3. platelets: Very small cell fragments, these are stained purple and scattered between the erythrocytes.
8% of formed elements.

FOR A LAB PRACTICAL YOU WOULD BE EXPECTED TO BE ABLE TO RECOGNIZE AND IDENTIFY A NEUTROPHIL, AN ERYTHROCYTE, PLATELETS, AND LYMPHOCYTES. IF YOUR LAB CLASS HAS HAD A CHANCE TO OBSERVE A BASOPHIL, AN EOSINOPHIL, OR A MONOCYTE, THESE MAY BE ON THE PRACTICAL. LOOK UP AND LEARN A FUNCTION FOR EACH CELL TYPE.

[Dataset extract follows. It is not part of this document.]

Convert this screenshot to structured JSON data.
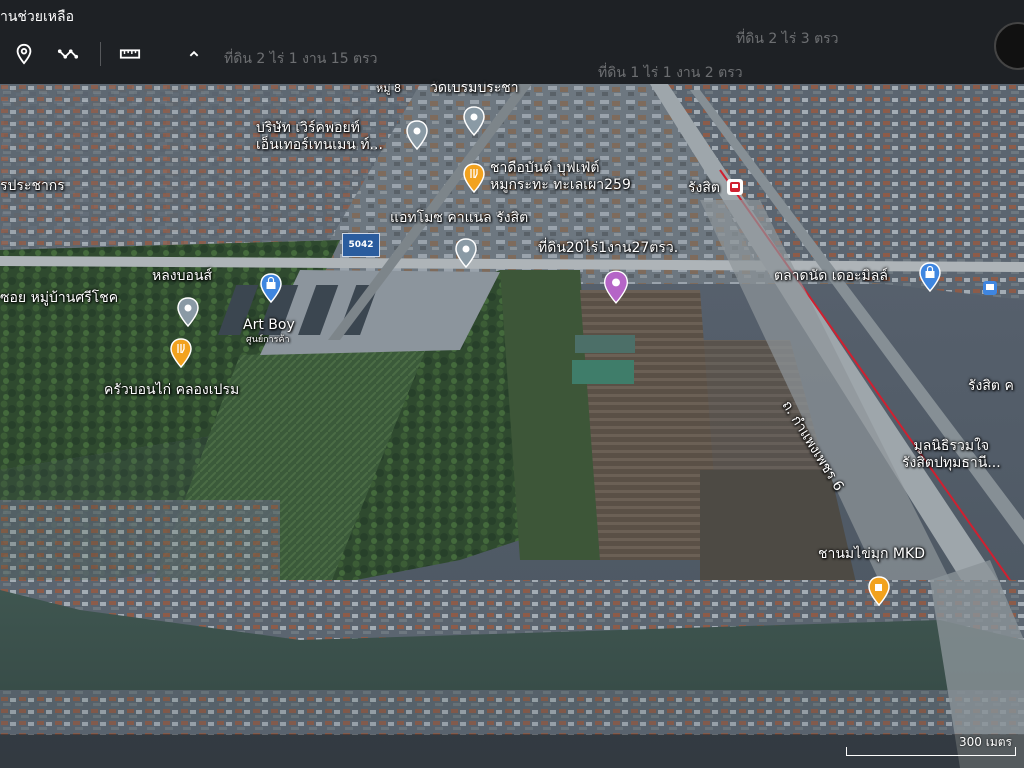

IV. PHYSIOLOGY: Early in the course you were shown a demonstration of osmosis, the movement of water across a semi-permeable membrane in response to difference of concentration of solutes on either side of the membrane. Fresh erythrocytes from a drop of blood were mixed with each of three solutions designed to show normal cells (in the isotonic solution, no net water movement), crenated cells (in the hypertonic solution, movement of water from the cell to the surrounding solution), and hemolyzed cells (in the hypotonic solution, movement of water into the cell from the surrounding solution resulting in cell rupture) respectively. If you did not observe the demonstration, or if you would like to review it, ask the instructor to place slides on the video-microscope and repeat the demonstration.

NOTE: With the isotonic solution with erythrocytes on the video screen, take a moment to scan the slide for leukocytes. They are less distinct and less numerous, but by changing depth of focus you can tell that the cytoplasm is rather granular in some, you can notice the dense areas of nuclear material, and in some cases you can notice the shape of the nucleus. Try to categorize the white cells you are able to find.

FOR A LAB PRACTICAL, GIVEN A SET OF SOLUTIONS (ISOTONIC, HYPERTONIC, HYPOTONIC) YOU WOULD BE EXPECTED TO PREDICT THE STATUS OF RED BLOOD CELLS EXPOSED TO EACH SOLUTION (NORMAL, CRENATED, LYSED).